Kaylor also referenced a news release Parson had sent earlier defending Kauerauf, saying he is “guided by our Missouri principles: Christian values, family values, and love for this nation.”
He was already kind of framing this as a ‘you all should just vote for my guy because I’m a Christian, he’s a Christian, we’re all Christians.’
Chuck Hatfield, a Jefferson City attorney who has worked in state government, said Parson’s use of “Christian values” instead of plainly saying he would only hire a Christian could be the state’s saving grace if and when jilted job applicants start filing employment discrimination lawsuits because of the statement.
He [Parson] pulled up just short of saying, I’m not going to hire someone … who’s not a Christian.
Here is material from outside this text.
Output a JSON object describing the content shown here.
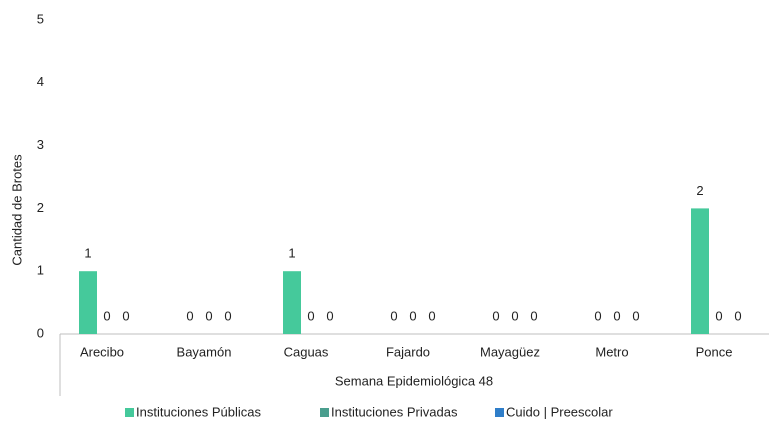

But by saying I’m only going to hire people who share ‘my Christian values,’ as opposed to ‘my values,’ I think he does open the state up (to lawsuits) if there are folks out there who, you know, do not share the Christian religion who’ve not been hired for jobs. They’ve got a plausible claim that perhaps Missouri discriminates against folks who aren’t Christians.
Religious discrimination in employment is illegal under both US federal and state law, and a religious test is specifically prohibited in Article VI of the US Constitution.